- Members of the New York City District Council of Carpenters voted to approve a direct agreement with Related Cos., developer of the $25 billion Hudson Yards project in Manhattan, according to The Real Deal. The controversial contract, in the works for more than two months, will see the trade union perform work at the 2.9-million-square-foot, in-progress 50 Hudson Yards office skyscraper and for the second-phase Western Yard, independent of any labor agreement Related strikes with the Building and Construction Trades Council of Greater New York.
- The Real Deal obtained a copy of the memorandum of understanding between Related and the carpenters, and reported that average pay rates are set at $60.45 per hour for high-rise concrete workers and $64.64 per hour for those members performing interior work. High-rise concrete journeymen will receive $50.12 per hour in wages plus $34.88 in benefits for a total pay rate of $85 per hour, which is about 10.5% less than the city's prevailing wage rate. Overall, wage rates in the agreement are 1% to 10% lower than the prevailing wage. Reportedly, the union uses more lower-paid workers on a project in order to reduce its overall rates and to be able to compete with private contractors paying nonunion rates.
- Joseph Geiger, executive secretary-treasurer of the district council, told The Real Deal that the agreement was worth millions of work hours and that the carpenters will "continue to innovate to ensure our members meet the needs of the market." Related spokesperson Joanna Rose said the company "looks forward to more partnerships with union trades on the future phases of Hudson Yards."

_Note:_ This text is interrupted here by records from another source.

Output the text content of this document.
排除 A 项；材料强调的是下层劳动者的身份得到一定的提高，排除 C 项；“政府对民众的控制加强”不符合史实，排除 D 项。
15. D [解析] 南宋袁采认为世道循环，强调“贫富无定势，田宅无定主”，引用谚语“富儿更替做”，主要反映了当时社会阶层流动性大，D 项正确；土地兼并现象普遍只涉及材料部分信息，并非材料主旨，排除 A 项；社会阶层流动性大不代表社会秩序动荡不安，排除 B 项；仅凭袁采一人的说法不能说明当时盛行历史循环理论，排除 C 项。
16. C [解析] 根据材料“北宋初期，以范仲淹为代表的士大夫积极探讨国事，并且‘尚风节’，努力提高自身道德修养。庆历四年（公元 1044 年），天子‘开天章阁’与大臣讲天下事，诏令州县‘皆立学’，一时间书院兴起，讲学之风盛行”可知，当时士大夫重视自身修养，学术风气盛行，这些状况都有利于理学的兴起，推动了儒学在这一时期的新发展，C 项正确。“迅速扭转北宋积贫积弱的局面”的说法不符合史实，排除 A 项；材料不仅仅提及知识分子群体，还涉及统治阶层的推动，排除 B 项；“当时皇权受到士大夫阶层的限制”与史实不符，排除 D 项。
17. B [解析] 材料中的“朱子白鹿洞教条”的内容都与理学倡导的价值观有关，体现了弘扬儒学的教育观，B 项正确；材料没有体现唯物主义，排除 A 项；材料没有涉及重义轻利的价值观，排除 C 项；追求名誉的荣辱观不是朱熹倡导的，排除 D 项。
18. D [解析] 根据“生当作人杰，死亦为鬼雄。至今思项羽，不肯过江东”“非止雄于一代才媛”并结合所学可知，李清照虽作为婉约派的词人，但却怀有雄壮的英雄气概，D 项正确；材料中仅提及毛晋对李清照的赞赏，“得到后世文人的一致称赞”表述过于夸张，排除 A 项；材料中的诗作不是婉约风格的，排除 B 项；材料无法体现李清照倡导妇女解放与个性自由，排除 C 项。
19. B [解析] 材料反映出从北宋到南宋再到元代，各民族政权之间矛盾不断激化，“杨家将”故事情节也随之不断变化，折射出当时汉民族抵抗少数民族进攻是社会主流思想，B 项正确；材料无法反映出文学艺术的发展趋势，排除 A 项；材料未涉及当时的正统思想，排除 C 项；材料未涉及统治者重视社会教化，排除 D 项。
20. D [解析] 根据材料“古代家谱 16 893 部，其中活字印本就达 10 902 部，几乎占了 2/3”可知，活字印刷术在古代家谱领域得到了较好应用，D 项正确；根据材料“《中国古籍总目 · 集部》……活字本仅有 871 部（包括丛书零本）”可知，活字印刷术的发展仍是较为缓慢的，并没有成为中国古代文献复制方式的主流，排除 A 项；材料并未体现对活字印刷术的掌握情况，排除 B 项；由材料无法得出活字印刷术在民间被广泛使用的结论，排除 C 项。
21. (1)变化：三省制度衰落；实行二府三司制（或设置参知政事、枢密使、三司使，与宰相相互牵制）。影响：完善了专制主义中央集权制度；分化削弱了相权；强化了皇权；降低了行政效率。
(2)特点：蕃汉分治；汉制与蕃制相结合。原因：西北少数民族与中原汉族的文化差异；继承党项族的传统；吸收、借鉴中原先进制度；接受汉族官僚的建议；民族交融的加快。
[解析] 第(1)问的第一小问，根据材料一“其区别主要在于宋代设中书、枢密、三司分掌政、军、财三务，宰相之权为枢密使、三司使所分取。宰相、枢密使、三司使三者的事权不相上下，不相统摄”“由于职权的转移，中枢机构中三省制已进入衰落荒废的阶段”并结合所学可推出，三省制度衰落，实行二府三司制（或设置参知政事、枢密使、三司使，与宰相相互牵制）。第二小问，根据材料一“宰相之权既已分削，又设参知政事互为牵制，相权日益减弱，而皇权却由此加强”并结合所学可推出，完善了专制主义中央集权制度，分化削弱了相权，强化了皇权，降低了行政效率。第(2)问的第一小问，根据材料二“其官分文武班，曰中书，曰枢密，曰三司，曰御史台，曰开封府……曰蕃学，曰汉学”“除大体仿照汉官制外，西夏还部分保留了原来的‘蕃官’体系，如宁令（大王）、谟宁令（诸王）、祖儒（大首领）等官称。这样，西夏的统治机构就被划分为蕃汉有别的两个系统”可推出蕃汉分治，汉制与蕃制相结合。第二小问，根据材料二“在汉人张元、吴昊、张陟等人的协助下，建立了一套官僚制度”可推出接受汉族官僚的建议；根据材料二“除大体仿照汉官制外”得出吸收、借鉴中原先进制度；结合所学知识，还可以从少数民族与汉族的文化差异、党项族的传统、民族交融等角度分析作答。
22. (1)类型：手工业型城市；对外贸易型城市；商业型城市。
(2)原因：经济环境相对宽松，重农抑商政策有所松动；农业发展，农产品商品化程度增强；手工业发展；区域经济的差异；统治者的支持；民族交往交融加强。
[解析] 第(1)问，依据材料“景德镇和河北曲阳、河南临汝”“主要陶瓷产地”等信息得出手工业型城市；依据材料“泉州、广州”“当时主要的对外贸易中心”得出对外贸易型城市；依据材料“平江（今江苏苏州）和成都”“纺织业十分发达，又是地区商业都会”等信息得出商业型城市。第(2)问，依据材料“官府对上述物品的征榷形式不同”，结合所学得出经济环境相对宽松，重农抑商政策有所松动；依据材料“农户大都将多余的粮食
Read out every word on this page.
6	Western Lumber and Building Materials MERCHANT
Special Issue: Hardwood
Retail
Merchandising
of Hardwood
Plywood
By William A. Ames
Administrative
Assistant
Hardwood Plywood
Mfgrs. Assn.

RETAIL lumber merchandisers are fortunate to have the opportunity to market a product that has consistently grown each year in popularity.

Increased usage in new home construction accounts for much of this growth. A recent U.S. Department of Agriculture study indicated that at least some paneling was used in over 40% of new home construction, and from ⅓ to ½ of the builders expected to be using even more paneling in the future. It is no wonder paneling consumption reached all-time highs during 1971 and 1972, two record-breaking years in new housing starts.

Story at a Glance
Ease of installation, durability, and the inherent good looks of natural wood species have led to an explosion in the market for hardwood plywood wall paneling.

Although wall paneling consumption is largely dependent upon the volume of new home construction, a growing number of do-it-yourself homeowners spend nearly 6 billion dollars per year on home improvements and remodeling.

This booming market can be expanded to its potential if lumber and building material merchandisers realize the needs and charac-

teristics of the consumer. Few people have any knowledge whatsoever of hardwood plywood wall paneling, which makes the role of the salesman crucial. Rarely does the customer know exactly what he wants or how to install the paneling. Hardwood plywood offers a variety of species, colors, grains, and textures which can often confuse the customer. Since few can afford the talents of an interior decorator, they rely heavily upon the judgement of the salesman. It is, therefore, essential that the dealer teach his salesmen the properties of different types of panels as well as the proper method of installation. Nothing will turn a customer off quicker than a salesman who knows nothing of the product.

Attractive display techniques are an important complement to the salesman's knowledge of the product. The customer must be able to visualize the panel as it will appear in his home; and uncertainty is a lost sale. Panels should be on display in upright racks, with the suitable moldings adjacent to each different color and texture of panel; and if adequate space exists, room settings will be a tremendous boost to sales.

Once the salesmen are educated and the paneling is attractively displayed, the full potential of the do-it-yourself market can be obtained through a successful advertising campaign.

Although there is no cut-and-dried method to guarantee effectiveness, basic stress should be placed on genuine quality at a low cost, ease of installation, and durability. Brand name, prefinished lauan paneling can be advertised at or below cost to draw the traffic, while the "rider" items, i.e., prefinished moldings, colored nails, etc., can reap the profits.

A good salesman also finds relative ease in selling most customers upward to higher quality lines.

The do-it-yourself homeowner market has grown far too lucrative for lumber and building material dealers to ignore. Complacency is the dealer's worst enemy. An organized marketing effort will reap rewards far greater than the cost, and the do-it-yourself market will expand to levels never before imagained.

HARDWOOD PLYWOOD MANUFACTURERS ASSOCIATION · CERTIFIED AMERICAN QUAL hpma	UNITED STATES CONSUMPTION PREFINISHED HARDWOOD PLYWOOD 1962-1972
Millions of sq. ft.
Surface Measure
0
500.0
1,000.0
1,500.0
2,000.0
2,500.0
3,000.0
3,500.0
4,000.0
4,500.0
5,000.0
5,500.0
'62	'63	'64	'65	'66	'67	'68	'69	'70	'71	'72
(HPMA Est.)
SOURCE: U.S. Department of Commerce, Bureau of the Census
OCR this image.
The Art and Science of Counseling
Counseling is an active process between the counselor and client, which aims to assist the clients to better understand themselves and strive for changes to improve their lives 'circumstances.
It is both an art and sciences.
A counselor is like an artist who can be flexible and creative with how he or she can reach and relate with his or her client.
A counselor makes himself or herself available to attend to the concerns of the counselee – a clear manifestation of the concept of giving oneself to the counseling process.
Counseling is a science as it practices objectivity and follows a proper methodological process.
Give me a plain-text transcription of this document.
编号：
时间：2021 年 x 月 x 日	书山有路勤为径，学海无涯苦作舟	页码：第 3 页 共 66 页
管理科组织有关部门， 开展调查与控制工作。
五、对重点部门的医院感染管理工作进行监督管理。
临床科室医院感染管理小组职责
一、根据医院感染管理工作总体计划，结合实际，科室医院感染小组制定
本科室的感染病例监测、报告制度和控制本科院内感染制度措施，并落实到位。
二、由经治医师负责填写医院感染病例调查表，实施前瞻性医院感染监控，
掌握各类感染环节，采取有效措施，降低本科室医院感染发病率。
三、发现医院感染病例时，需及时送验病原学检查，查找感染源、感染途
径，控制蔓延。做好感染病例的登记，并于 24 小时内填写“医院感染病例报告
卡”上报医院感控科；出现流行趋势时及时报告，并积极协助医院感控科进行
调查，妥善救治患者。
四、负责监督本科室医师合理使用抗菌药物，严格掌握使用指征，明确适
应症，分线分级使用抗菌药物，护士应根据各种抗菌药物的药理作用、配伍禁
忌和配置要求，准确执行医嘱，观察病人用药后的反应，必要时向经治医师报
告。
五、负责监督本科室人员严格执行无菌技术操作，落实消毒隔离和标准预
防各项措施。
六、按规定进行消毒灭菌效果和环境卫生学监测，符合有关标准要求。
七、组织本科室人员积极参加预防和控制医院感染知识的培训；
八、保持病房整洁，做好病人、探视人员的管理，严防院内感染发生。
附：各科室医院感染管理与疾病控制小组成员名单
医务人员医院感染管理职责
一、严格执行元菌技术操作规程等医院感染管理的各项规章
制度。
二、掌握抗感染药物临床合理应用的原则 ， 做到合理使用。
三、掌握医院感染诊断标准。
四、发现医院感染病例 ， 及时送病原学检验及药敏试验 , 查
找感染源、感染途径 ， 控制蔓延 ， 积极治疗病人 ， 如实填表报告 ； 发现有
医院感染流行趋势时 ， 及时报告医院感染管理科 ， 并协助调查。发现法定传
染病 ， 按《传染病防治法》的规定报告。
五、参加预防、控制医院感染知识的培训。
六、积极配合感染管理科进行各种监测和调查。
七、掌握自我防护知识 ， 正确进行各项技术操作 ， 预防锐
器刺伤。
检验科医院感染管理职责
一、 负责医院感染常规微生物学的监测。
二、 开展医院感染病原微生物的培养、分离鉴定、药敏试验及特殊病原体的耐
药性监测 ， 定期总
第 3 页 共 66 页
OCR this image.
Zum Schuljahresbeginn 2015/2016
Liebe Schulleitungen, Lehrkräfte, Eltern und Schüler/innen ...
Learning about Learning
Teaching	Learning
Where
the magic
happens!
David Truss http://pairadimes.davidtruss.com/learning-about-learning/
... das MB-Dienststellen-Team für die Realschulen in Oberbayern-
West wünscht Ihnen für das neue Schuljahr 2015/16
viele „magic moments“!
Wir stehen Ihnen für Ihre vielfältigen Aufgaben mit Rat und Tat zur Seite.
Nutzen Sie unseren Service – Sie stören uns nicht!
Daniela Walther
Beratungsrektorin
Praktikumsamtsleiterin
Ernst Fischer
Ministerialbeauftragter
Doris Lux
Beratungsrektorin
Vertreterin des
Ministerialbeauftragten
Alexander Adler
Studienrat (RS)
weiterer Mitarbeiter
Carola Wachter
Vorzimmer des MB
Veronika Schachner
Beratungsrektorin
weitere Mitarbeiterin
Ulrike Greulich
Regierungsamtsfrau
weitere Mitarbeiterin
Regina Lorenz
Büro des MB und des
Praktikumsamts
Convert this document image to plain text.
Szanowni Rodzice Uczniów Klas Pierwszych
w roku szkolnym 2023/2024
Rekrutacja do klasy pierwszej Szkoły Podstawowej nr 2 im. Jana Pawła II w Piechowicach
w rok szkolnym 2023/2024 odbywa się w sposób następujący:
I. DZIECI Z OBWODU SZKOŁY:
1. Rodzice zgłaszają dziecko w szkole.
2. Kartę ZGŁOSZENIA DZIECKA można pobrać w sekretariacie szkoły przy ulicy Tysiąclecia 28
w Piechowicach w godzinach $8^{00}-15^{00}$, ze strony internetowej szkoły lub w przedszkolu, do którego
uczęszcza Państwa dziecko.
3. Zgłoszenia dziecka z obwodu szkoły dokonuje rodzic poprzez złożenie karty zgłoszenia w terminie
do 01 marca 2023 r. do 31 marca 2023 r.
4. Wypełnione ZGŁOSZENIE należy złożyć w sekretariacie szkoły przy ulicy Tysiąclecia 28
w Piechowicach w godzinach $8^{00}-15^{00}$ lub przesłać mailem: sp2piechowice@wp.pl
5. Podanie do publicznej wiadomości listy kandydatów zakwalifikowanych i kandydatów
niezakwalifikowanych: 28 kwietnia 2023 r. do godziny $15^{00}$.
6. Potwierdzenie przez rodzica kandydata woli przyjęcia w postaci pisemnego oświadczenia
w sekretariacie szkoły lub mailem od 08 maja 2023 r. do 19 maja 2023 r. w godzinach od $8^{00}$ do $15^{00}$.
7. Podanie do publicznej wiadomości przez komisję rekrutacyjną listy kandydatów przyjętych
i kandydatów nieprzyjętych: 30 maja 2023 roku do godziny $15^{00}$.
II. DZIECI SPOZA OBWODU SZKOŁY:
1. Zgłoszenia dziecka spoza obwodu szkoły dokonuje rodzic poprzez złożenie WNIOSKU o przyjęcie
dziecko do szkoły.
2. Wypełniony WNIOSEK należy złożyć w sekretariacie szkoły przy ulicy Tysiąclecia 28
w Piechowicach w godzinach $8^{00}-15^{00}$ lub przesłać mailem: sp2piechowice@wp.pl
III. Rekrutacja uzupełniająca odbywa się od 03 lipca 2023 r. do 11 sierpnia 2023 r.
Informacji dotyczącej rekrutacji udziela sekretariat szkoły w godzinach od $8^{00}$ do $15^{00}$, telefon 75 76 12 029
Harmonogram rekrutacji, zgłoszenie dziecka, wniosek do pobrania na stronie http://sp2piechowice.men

When Related first announced in August that it had reached an agreement with the carpenters, the developer said the deal was worth $75 million to $100 million for the union for 50 Hudson Yards alone. But at the time, Gary LaBarbera, president of the Building and Construction Trades Council, called the news a publicity stunt.
Related and the Trades Council have been embroiled in legal battles on various fronts. Earlier this year, Related filed a lawsuit claiming that some corrupt unions, which were party to a labor agreement between the two for the first phase of Hudson Yards, had cheated the developer out of $100 million and that the group was trying to include those companies in the labor agreement for the second phase. The Trades Council said the claims were part of Related's union-busting efforts, the subject of complaints the council has made against the developer to the National Labor Relations Board.
Related filed a second lawsuit against the Trades Council in May alleging that the organization was intentionally interfering with progress at 50 Hudson Yards and that its members refused to make concrete deliveries to the project.